Expert critical of Savita treatment
Microbiologist says hospital staff should have used different antibiotics, kept better records
Dr Susan Knowles leaving the inquest into the death of Savita Halappanavar at Galway Coroners court. Photograph: Niall Carson/PA
Savita Halappanavar should have been given stronger antibiotics and medical staff should have been called in earlier when her blood pressure was falling, an expert in microbiology has told her inquest.
Dr Susan Knowles, consultant microbiologist at the National Maternity Hospital at Holles Street in Dublin, was critical of poor documentation at a critical time in Ms Halappanavar’s care at the Galway hospital on Wednesday, October 24th, last.
She also said the Galway hospital’s own guidelines on administering antibiotics in cases of sepsis were not followed for a number of hours on this day.
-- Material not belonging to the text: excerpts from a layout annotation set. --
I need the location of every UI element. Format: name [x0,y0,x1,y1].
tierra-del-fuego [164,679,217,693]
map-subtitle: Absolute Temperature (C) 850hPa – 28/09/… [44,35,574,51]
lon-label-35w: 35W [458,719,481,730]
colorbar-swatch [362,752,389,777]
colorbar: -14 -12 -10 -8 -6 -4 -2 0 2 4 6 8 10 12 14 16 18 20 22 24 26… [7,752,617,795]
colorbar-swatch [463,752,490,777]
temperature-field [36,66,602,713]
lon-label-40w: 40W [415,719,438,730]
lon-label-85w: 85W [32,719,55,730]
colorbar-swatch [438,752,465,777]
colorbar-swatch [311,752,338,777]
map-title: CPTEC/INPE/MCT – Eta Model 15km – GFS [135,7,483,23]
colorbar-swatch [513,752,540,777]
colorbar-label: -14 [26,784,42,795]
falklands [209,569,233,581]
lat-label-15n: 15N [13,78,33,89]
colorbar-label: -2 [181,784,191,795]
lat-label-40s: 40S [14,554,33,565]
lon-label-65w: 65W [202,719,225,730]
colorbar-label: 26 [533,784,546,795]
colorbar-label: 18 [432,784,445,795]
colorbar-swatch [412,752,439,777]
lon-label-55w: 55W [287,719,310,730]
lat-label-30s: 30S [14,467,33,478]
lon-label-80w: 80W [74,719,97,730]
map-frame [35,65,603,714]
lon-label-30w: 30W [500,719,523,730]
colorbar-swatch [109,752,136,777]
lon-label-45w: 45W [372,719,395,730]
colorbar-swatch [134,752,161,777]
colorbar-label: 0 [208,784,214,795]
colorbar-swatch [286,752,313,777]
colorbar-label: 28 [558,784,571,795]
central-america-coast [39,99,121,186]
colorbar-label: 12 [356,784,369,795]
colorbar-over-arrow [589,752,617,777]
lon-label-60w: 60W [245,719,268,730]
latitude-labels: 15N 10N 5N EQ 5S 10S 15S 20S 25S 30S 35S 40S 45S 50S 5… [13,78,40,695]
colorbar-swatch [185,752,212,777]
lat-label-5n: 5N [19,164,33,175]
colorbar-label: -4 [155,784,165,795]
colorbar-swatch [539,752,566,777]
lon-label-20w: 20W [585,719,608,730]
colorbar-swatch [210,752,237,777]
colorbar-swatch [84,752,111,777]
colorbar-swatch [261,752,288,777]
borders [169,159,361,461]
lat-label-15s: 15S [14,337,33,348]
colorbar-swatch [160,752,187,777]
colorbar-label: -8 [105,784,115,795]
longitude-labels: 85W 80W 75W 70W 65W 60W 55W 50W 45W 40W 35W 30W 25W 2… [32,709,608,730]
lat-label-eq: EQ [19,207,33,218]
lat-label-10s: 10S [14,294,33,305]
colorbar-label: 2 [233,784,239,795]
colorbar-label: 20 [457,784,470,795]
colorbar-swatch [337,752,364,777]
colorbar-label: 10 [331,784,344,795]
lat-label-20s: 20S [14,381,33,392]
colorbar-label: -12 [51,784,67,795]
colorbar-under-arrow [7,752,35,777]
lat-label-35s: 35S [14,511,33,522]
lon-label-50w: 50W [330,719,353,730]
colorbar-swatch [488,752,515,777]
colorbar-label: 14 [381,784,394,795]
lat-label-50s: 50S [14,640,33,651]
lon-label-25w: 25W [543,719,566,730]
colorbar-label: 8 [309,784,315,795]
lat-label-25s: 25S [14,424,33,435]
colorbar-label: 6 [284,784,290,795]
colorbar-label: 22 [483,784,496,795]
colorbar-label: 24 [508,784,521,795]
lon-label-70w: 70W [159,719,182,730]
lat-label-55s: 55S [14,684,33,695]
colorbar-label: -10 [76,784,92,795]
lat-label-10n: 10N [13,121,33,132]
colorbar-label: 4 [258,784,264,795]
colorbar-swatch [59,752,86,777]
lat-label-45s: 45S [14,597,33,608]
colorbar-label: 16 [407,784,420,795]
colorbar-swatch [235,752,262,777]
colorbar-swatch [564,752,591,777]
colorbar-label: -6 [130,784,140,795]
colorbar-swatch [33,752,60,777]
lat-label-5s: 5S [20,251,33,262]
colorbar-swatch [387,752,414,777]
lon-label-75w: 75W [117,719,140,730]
If the flow chart in the guidelines had been followed she would have had effective treatment from 7am on the day, rather than 1pm.
Dr Knowles said there were no clinical symptoms or signs of infection at the time Ms Halappanavar was admitted on October 21st. It was possible however that she had a subclinical infection because her white cell count was raised.
After her membranes ruptured early the next day, the risk of infection increased. However, there was no requirement for intravenous antibiotics before Wednesday, October 24th.
By 6.30am that day, she was obviously clinically septic and was examined promptly, investigated appropriately and prescribed an intravenous antibiotic, co-amoxiclav, within 30 minutes, Dr Knowles told the inquest.
She said she had a concern with this choice of intravenous antibiotic. Many E.coli strains are increasingly resistant to co-amoxiclav, which is used for treating mild to moderate infections. For sepsis, many centres in Ireland would use an additional antibiotic.
“I believe that antibiotics with a broader range of cover for gram-negative bacteria including E.coli should have been administered at that time for suspected sepsis and chorioamnionitis (inflammation of the foetal membranes due to infection).”
However, the antibiotic choice that was used was recommended for maternal sepsis by an important and widely read report published in the UK in 2011, she pointed out.
At this point, decisions about induction of labour or awaiting spontaneous events were a critical part of managing the case, she said. “There is no mention in the note written after the ward round of a plan regarding delivery. One may infer that the decision was to await spontaneous events.”
After that morning’s ward round, there was a delay in recognising that Ms Halappanavar was deteriorating further, she said. Medical staff should have been called earlier when her blood pressure was dropping. It wasn’t clear when the medical team became aware of the results of blood tests. In particular, a finding of a low white cell count should have been available within a short time of the septic workup being performed.
“The team should have been actively managing Ms Halappanavar at that time, including seeking an earlier second opinion regarding the need to deliver, especially when the systolic blood pressure dropped below 80-90mmHg. There was poor documentation in the clinical notes at the time.”
Most of the notes from this period were made retrospectively, she pointed out, and it was difficult to ascertain the precise order of events from them.
From 1pm on Wednesday, Ms Halappanavar received a high standard of care, the witness said.
Eileen Barrington SC, for Ms Halappanar’s consultant obstetrician Dr Katherine Astbury, suggested Dr Knowles’s view was that delivery was not called for before the Wednesday.
Dr Knowles said there wasn’t a substantial risk to her life before then. There were “subtle indicators” of sepsis and chorioamnionitis before this, including a high pulse rate on Tuesday. However, this “in and of itself” was not enough for a termination to go ahead.